Combate Racismo Ambiental – O que é comemorar o fato de que aparentemente nosso desespero vai acabar, com a ação do Incra e da Fundação Palmares dia 15 de julho, e uma semana depois, 22, acordar com policiais batendo na porta, mandando sair, dizendo que vão quebrar tudo, demolir as casas? O que é ser expulso de um lugar onde se nasceu, onde nossos pais nasceram, onde estão todas as nossas tradições, vivências, recordações? O que é, finalmente, saber que as leis estão ao nosso lado, que nosso direito foi reconhecido, mas que o dinheiro manda, e que, nesse caso, é ele que tem o poder de comandar nossas vidas? E quando conseguimos justiça de um juiz, vem outro para nos condenar? O Quilombo Cambury acordou assim e, mais uma vez, está vivendo esse pesadelo, desde o início desta segunda-feira. Como outros quilombos, terras indígenas e territórios tradicionais deste País. Abaixo, a cronologia, na ordem em que a recebemos e continuaremos a alimentar.

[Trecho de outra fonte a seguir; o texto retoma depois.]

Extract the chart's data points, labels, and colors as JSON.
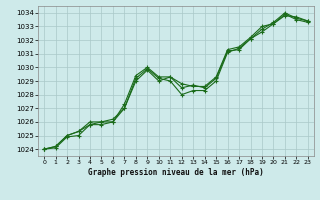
{
  "title": "Graphe pression niveau de la mer (hPa)",
  "background_color": "#ceeaea",
  "grid_color": "#aac8c8",
  "line_color": "#1a6b1a",
  "xlim": [
    -0.5,
    23.5
  ],
  "ylim": [
    1023.5,
    1034.5
  ],
  "yticks": [
    1024,
    1025,
    1026,
    1027,
    1028,
    1029,
    1030,
    1031,
    1032,
    1033,
    1034
  ],
  "xticks": [
    0,
    1,
    2,
    3,
    4,
    5,
    6,
    7,
    8,
    9,
    10,
    11,
    12,
    13,
    14,
    15,
    16,
    17,
    18,
    19,
    20,
    21,
    22,
    23
  ],
  "series": [
    [
      1024.0,
      1024.2,
      1025.0,
      1025.3,
      1026.0,
      1026.0,
      1026.0,
      1027.3,
      1029.4,
      1030.0,
      1029.3,
      1029.3,
      1028.5,
      1028.7,
      1028.5,
      1029.2,
      1031.2,
      1031.3,
      1032.1,
      1032.8,
      1033.3,
      1034.0,
      1033.6,
      1033.4
    ],
    [
      1024.0,
      1024.2,
      1025.0,
      1025.3,
      1025.8,
      1026.0,
      1026.2,
      1027.0,
      1029.2,
      1029.9,
      1029.2,
      1029.0,
      1028.0,
      1028.3,
      1028.3,
      1029.0,
      1031.1,
      1031.4,
      1032.1,
      1032.6,
      1033.2,
      1033.9,
      1033.5,
      1033.3
    ],
    [
      1024.0,
      1024.1,
      1024.9,
      1025.0,
      1025.8,
      1025.8,
      1026.0,
      1027.0,
      1029.0,
      1029.8,
      1029.0,
      1029.3,
      1028.8,
      1028.6,
      1028.6,
      1029.3,
      1031.3,
      1031.5,
      1032.2,
      1033.0,
      1033.2,
      1033.8,
      1033.7,
      1033.4
    ]
  ]
}
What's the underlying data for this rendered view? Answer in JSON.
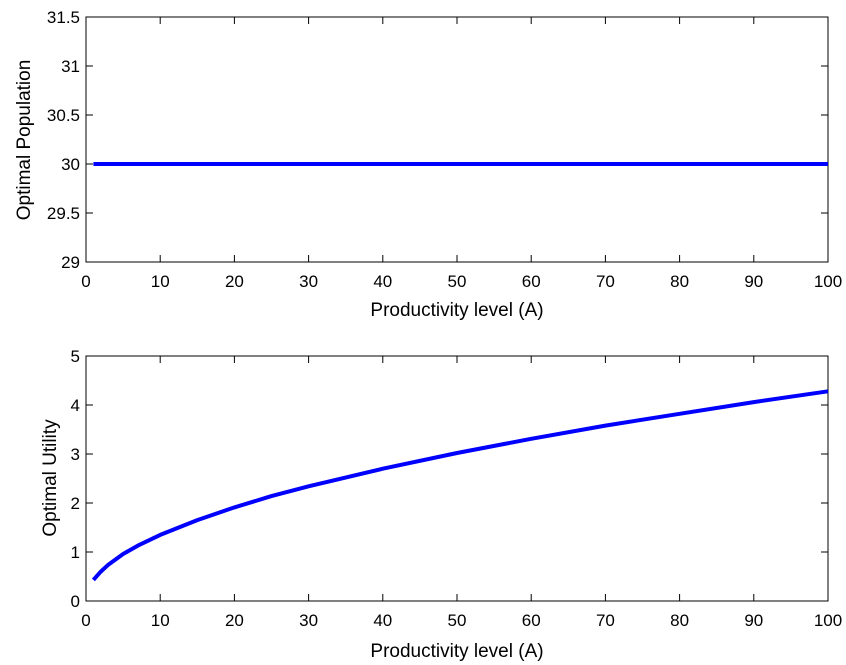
{
  "chart_data": [
    {
      "type": "line",
      "title": "",
      "xlabel": "Productivity level (A)",
      "ylabel": "Optimal Population",
      "xlim": [
        0,
        100
      ],
      "ylim": [
        29,
        31.5
      ],
      "xticks": [
        0,
        10,
        20,
        30,
        40,
        50,
        60,
        70,
        80,
        90,
        100
      ],
      "yticks": [
        29,
        29.5,
        30,
        30.5,
        31,
        31.5
      ],
      "xtick_labels": [
        "0",
        "10",
        "20",
        "30",
        "40",
        "50",
        "60",
        "70",
        "80",
        "90",
        "100"
      ],
      "ytick_labels": [
        "29",
        "29.5",
        "30",
        "30.5",
        "31",
        "31.5"
      ],
      "grid": false,
      "line_color": "#0000ff",
      "series": [
        {
          "x": [
            1,
            100
          ],
          "y": [
            30,
            30
          ]
        }
      ]
    },
    {
      "type": "line",
      "title": "",
      "xlabel": "Productivity level (A)",
      "ylabel": "Optimal Utility",
      "xlim": [
        0,
        100
      ],
      "ylim": [
        0,
        5
      ],
      "xticks": [
        0,
        10,
        20,
        30,
        40,
        50,
        60,
        70,
        80,
        90,
        100
      ],
      "yticks": [
        0,
        1,
        2,
        3,
        4,
        5
      ],
      "xtick_labels": [
        "0",
        "10",
        "20",
        "30",
        "40",
        "50",
        "60",
        "70",
        "80",
        "90",
        "100"
      ],
      "ytick_labels": [
        "0",
        "1",
        "2",
        "3",
        "4",
        "5"
      ],
      "grid": false,
      "line_color": "#0000ff",
      "series": [
        {
          "x": [
            1,
            2,
            3,
            5,
            7,
            10,
            15,
            20,
            25,
            30,
            40,
            50,
            60,
            70,
            80,
            90,
            100
          ],
          "y": [
            0.43,
            0.6,
            0.74,
            0.96,
            1.13,
            1.35,
            1.65,
            1.91,
            2.14,
            2.34,
            2.7,
            3.02,
            3.31,
            3.58,
            3.82,
            4.06,
            4.28
          ]
        }
      ]
    }
  ]
}
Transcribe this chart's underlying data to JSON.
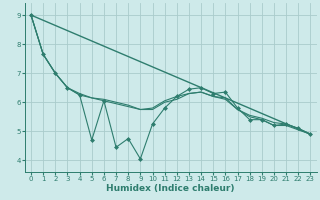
{
  "background_color": "#ceeaea",
  "grid_color": "#aacccc",
  "line_color": "#2e7d6e",
  "xlabel": "Humidex (Indice chaleur)",
  "xlim": [
    -0.5,
    23.5
  ],
  "ylim": [
    3.6,
    9.4
  ],
  "yticks": [
    4,
    5,
    6,
    7,
    8,
    9
  ],
  "xticks": [
    0,
    1,
    2,
    3,
    4,
    5,
    6,
    7,
    8,
    9,
    10,
    11,
    12,
    13,
    14,
    15,
    16,
    17,
    18,
    19,
    20,
    21,
    22,
    23
  ],
  "line_volatile_x": [
    0,
    1,
    2,
    3,
    4,
    5,
    6,
    7,
    8,
    9,
    10,
    11,
    12,
    13,
    14,
    15,
    16,
    17,
    18,
    19,
    20,
    21,
    22,
    23
  ],
  "line_volatile_y": [
    9.0,
    7.65,
    7.0,
    6.5,
    6.25,
    4.7,
    6.05,
    4.45,
    4.75,
    4.05,
    5.25,
    5.8,
    6.2,
    6.45,
    6.5,
    6.3,
    6.35,
    5.8,
    5.4,
    5.4,
    5.2,
    5.25,
    5.1,
    4.9
  ],
  "line_smooth_x": [
    0,
    1,
    2,
    3,
    4,
    5,
    6,
    7,
    8,
    9,
    10,
    11,
    12,
    13,
    14,
    15,
    16,
    17,
    18,
    19,
    20,
    21,
    22,
    23
  ],
  "line_smooth_y": [
    9.0,
    7.65,
    7.0,
    6.5,
    6.25,
    6.15,
    6.05,
    5.95,
    5.85,
    5.75,
    5.8,
    6.05,
    6.2,
    6.3,
    6.35,
    6.2,
    6.1,
    5.75,
    5.5,
    5.4,
    5.2,
    5.2,
    5.05,
    4.9
  ],
  "line_trend_x": [
    0,
    23
  ],
  "line_trend_y": [
    9.0,
    4.9
  ],
  "line_mid_x": [
    0,
    1,
    2,
    3,
    4,
    5,
    6,
    7,
    8,
    9,
    10,
    11,
    12,
    13,
    14,
    15,
    16,
    17,
    18,
    19,
    20,
    21,
    22,
    23
  ],
  "line_mid_y": [
    9.0,
    7.65,
    7.0,
    6.5,
    6.3,
    6.15,
    6.1,
    6.0,
    5.9,
    5.75,
    5.75,
    6.0,
    6.1,
    6.3,
    6.35,
    6.2,
    6.15,
    5.75,
    5.55,
    5.45,
    5.3,
    5.25,
    5.1,
    4.9
  ]
}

Enviada por Rebeca Campos Ferreira às 11:24: “SOS Cambury, Reintegração de posse no Quilombo Cambury. Acordamos hoje com o oficial de justiça e policiais para cumprirem o mandato de reintegração de posse com demolição das casas quilombolas. No momento a comunidade está mobilizada contra a decisão do juiz, mas os policiais vão cumprir o mandato. Estamos desesperados. Espalhem pela rede o acontecimento e quem puder se direcionar para a comunidade, estamos no aguardo. Socorro…”

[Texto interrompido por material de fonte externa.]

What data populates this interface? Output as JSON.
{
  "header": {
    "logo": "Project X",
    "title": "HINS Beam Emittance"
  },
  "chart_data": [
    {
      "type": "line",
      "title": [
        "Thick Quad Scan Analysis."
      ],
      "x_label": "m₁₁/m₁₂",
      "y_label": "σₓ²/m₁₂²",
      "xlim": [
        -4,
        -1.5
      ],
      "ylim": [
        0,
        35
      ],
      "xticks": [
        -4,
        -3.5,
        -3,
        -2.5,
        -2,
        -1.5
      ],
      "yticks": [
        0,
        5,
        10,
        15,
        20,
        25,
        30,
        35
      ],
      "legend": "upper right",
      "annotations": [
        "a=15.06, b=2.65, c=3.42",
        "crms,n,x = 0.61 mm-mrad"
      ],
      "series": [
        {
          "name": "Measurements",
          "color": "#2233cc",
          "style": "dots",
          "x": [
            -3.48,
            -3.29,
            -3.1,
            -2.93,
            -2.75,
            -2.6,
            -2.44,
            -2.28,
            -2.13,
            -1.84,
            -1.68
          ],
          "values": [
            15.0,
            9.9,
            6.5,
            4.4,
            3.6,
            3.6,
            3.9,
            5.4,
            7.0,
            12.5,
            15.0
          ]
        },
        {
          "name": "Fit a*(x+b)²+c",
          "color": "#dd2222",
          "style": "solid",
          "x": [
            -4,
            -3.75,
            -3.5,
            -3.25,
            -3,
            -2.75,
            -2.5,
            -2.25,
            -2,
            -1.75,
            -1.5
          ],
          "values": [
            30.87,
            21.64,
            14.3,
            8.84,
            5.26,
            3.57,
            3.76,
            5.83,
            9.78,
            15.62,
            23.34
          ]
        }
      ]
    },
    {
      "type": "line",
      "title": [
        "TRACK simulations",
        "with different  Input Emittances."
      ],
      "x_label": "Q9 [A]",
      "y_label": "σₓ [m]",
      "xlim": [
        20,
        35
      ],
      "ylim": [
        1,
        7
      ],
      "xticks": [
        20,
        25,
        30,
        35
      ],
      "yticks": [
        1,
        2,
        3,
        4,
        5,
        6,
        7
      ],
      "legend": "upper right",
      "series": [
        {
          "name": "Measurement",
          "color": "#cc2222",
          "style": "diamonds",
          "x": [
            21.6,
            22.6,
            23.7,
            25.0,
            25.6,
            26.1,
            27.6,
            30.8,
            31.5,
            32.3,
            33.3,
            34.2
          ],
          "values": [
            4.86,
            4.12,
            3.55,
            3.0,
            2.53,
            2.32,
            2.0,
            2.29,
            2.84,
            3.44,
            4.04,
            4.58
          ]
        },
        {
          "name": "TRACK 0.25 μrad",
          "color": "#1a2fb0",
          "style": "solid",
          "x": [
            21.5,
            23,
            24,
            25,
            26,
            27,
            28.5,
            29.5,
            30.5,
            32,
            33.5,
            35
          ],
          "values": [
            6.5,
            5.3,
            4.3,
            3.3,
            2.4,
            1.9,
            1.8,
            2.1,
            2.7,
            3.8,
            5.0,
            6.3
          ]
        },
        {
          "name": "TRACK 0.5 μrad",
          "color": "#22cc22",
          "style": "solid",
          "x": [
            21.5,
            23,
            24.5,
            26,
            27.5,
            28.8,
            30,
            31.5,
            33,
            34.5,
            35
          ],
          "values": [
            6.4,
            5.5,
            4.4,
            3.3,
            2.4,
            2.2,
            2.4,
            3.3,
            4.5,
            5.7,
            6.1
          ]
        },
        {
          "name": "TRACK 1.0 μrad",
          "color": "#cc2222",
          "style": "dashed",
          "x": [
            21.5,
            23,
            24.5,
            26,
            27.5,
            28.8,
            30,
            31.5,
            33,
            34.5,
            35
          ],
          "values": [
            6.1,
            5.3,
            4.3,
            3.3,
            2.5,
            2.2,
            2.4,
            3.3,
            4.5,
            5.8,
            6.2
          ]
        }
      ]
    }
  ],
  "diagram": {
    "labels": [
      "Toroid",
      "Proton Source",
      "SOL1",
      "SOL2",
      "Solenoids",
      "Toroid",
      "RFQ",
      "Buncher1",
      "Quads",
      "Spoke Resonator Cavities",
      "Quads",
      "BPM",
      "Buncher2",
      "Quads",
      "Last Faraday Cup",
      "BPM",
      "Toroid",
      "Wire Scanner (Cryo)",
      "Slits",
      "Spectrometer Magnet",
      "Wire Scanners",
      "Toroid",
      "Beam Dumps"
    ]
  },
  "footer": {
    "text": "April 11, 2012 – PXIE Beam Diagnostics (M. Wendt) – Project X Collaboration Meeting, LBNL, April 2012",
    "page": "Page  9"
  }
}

Enviada por Elaíze Farias às 12:33: “Mesmo com a reintegração de posse suspensa pela justiça federal por meio de liminar de uma área onde vivem famílias quilombolas de Cambury, no município de Ubatuba (SP), a pessoa que se diz proprietária do local ameaça derrubar casas e expulsar as pessoas, respaldada por uma decisão da justiça estadual emitida nesta segunda-feira (22).

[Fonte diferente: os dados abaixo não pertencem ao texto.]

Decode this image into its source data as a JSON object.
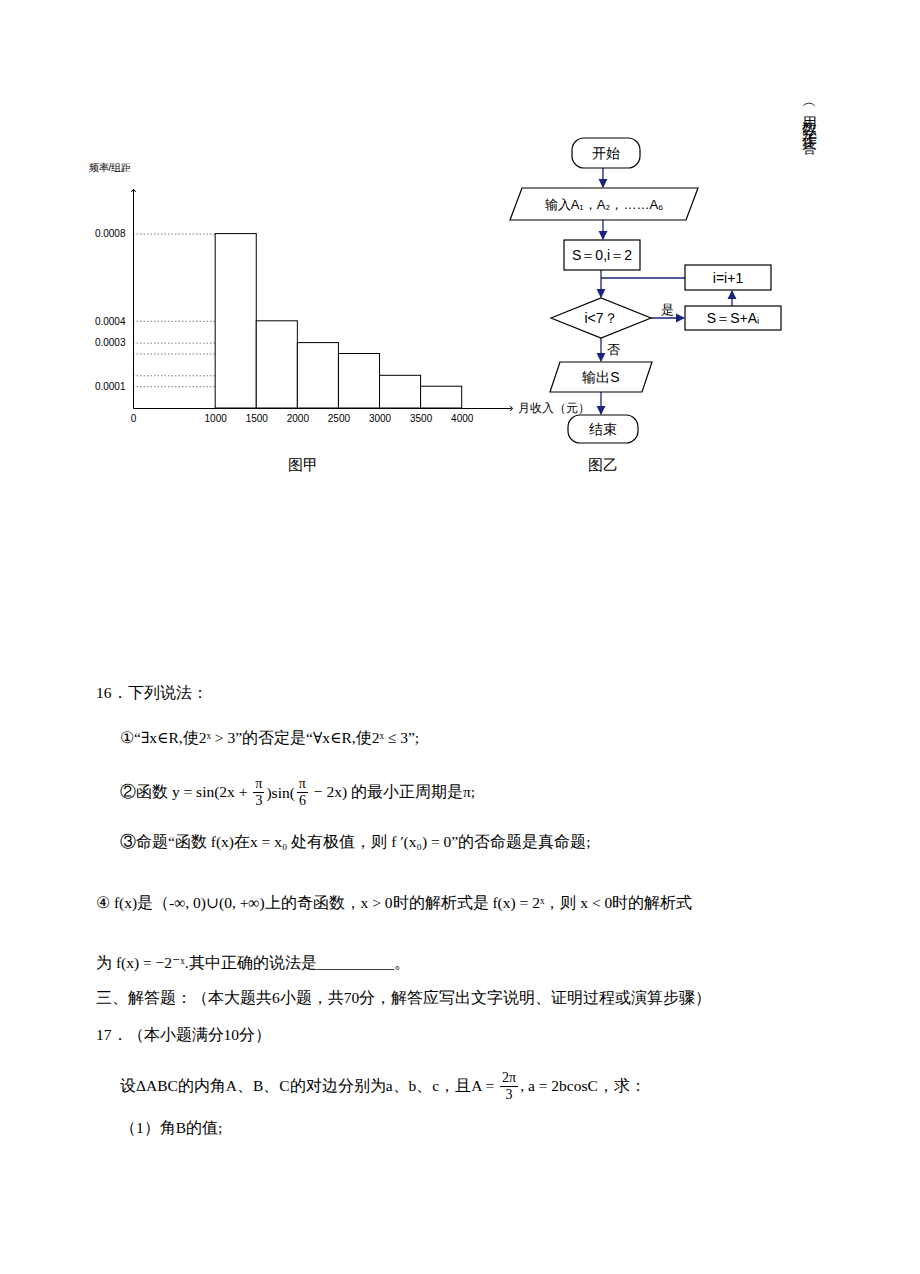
{
  "chart_data": {
    "type": "histogram",
    "ylabel": "频率/组距",
    "xlabel": "月收入（元）",
    "caption": "图甲",
    "bins": [
      1000,
      1500,
      2000,
      2500,
      3000,
      3500,
      4000
    ],
    "values": [
      0.0008,
      0.0004,
      0.0003,
      0.00025,
      0.00015,
      0.0001
    ],
    "xlim": [
      0,
      4600
    ],
    "ylim": [
      0,
      0.001
    ],
    "xticks": [
      0,
      1000,
      1500,
      2000,
      2500,
      3000,
      3500,
      4000
    ],
    "yticks": [
      0.0001,
      0.0003,
      0.0004,
      0.0008
    ],
    "color": "#ffffff"
  },
  "flowchart": {
    "caption": "图乙",
    "nodes": {
      "start": "开始",
      "input": "输入A₁，A₂，……A₆",
      "init": "S＝0,i＝2",
      "cond": "i<7？",
      "body": "S＝S+Aᵢ",
      "incr": "i=i+1",
      "output": "输出S",
      "end": "结束"
    },
    "edges": {
      "yes": "是",
      "no": "否"
    }
  },
  "answer_note": "（用数字作答）",
  "document": {
    "lines": [
      [
        "16．下列说法："
      ],
      [
        "①“∃x∈R,使2ˣ > 3”的否定是“∀x∈R,使2ˣ ≤ 3”;"
      ],
      [
        "②函数 y = sin(2x + ",
        {
          "num": "π",
          "den": "3"
        },
        ")sin(",
        {
          "num": "π",
          "den": "6"
        },
        " − 2x) 的最小正周期是π;"
      ],
      [
        "③命题“函数 f(x)在x = x₀ 处有极值，则 f ′(x₀) = 0”的否命题是真命题;"
      ],
      [
        "④ f(x)是（-∞, 0)∪(0, +∞)上的奇函数，x > 0时的解析式是 f(x) = 2ˣ，则 x < 0时的解析式"
      ],
      [
        "为 f(x) = −2⁻ˣ.其中正确的说法是__________。"
      ],
      [
        "三、解答题：（本大题共6小题，共70分，解答应写出文字说明、证明过程或演算步骤）"
      ],
      [
        "17．（本小题满分10分）"
      ],
      [
        "设ΔABC的内角A、B、C的对边分别为a、b、c，且A = ",
        {
          "num": "2π",
          "den": "3"
        },
        ", a = 2bcosC，求："
      ],
      [
        "（1）角B的值;"
      ]
    ]
  }
}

Uma intensa movimentação de caminhões e veículos foi registrada na manhã desta segunda. Representantes do Incra, da Polícia Militar, da Polícia Federal, oficiais da justiça estadual e federal também estão no local. A procuradora da república Maria Capucci, que repassou estas informações, enviou mensagem dizendo que “há muita gente chorando”. O local é Quilombo Cambury, no Bairro Cambury, em Ubatuba/SP, divisa Paraty/RJ”.
Enviada por Rebeca Campos Ferreira às 13:08: “URGENTE! Quilombo do Cambury sofre reintegração de posse nesse exato momento, que tira famílias quilombolas de suas áreas tradicionalmente ocupadas. Pede-se divulgação:
“A todos que querem nos ajudar! Explicando melhor: estamos sofrendo uma reintegração de posse de desapropriação de casas das famílias quilombolas; os oficiais de justiça estão querendo cumprir o mandato do juiz da primeira vara de Ubatuba, porém um juiz federal de Caraguatabuba mandou não cumprir, e o daqui de Ubatuba não quer acatar.
As pessoas moradoras do quilombo fizeram uma barreira humana e física, e por falta de efetivo a polícia não invadiu…
por enquanto…
A tentativa no momento é de Incra assumir a posse provisória da área quilombola que está com titulação em trâmite numa câmara da AGU em Brasilia…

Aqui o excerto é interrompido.